What exactly does that mean?

First off, it makes life at least a little uncomfortable for Alex Cora and his crew. Not because there is a fear of blowing their American League East lead, but more due to the fact that two of the three losses have come against an Indians team that was supposed to offer a true late-season test. 

Tuesday night's 6-3 loss to Cleveland also offered more doubt about what exactly the Red Sox can lean on, with Nathan Eovaldi offering an uninspiring 5 1/3-inning, 10-hit, four-run outing and Tyler Thornburg giving up a home run. These are the sort of guys that were supposed to be part of the postseason blueprint. (For a complete recap of the Red Sox' loss, click here.)

They also have to now try and snap this skid against one of the hottest pitchers in the American League, Carlos Carrasco. All it made Alex Cora's words prior to the loss even more prophetic.

First, there was this: "Sometimes I hear people saying that it will be good for them if they start losing. I don’t believe in that. What good comes out of that? Losing? No. Even winning, we’re learning about our team. We’ve been playing good baseball, and we know that baserunning has to be better. And it’s been better. Certain situations, we have to be better. There’s a lot of learning when you win. I know there’s learning when you’re losing, but the whole thing about, ‘They need to go through a bad stretch?’ Not really. People don’t like to lose, and I think they’ve been very disciplined as far as, like, what we need to do on a daily basis to avoid losing streaks or get caught up on the winning."

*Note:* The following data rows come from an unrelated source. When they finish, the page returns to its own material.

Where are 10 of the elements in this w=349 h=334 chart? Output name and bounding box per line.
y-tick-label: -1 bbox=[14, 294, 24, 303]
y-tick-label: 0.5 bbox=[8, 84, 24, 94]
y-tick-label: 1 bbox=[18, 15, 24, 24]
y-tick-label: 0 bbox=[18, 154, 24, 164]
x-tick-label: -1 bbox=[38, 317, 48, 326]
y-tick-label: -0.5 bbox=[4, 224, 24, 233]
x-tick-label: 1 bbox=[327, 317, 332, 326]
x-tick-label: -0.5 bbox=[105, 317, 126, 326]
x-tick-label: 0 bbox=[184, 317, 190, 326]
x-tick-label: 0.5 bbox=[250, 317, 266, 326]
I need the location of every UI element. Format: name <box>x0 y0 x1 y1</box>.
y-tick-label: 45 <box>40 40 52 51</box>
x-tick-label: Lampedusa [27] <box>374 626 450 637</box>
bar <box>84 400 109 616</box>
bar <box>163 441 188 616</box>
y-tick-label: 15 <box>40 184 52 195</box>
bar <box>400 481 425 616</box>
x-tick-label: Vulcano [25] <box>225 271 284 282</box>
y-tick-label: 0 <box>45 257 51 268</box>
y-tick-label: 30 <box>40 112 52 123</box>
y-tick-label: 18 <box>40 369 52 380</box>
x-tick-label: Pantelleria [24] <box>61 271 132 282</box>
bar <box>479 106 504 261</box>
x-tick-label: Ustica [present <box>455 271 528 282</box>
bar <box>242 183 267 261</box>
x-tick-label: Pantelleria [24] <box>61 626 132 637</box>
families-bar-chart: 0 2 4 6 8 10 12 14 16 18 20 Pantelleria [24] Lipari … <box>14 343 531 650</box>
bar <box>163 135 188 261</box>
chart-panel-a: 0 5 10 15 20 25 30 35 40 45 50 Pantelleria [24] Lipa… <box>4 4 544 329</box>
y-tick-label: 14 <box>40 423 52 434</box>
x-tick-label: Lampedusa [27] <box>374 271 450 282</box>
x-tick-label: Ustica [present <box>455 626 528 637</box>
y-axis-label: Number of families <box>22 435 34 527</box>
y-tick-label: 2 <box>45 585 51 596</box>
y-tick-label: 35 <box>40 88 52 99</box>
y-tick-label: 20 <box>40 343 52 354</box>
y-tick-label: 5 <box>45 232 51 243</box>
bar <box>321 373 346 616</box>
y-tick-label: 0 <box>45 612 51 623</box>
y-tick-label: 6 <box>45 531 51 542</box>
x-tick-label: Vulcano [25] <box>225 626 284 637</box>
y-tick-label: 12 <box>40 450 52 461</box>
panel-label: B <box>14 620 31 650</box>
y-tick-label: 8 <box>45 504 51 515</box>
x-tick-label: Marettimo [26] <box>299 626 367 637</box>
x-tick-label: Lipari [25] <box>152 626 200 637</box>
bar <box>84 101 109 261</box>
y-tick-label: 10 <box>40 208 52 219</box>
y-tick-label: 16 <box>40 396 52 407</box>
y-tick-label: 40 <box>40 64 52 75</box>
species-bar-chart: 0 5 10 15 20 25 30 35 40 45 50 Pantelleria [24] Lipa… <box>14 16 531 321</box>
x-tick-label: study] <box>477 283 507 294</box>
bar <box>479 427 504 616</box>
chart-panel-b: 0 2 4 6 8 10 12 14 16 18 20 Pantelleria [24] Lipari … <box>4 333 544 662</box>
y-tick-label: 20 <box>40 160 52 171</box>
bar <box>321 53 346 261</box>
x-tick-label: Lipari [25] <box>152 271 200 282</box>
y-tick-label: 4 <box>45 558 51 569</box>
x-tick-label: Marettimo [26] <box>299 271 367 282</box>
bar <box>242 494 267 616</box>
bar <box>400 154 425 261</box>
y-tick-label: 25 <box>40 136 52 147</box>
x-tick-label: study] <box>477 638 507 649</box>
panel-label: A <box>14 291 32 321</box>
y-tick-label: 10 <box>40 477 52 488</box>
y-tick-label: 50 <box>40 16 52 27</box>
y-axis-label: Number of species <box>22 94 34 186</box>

Then, later in the pregame media session, this: "Man, it's August 21. I still remember in 1995, my family was very, very happy when Seattle came back and won the division. Last year the Dodgers lost 10 games in September. There's no guarantee here. We know where we're at. We know where we're at in the division. But at the same time, we know how good that team is. And early in the season, we won 17 out of the first 19 and then you look up and we were tied at one point. I think all this talk about potential playoffs, I get it, I understand, I was part of that. I worked in TV for three years so, I mean, you have to talk about that obviously. But here? Naw man. Here we're playing the Indians and we'll see what happens."

What this whole thing means is that the Red Sox are staring down at the kind of test they really haven't come across this entire season.

This isn't anything new for even the best of teams. History suggests that such the best of the best have such obstacles, as was the case with last season's world champs. The Astros went a horrific 11-17 in August, even losing four straight in early September.

But for this team, the Red Sox, this is meaningful because it highlights more specific issues that just wins and losses.

What exactly do they have in Eovaldi?

When are we going to find out who is truly reliable in the bullpen?

Exactly how important is Eduardo Rodriguez's return?

Have the Indians found some secret sauce when it comes to pitching to key Red Sox hitters?

It took four months for this team to find themselves in another three-game losing streak. Now we find out perhaps more about Cora's club than at any time during those 118 days.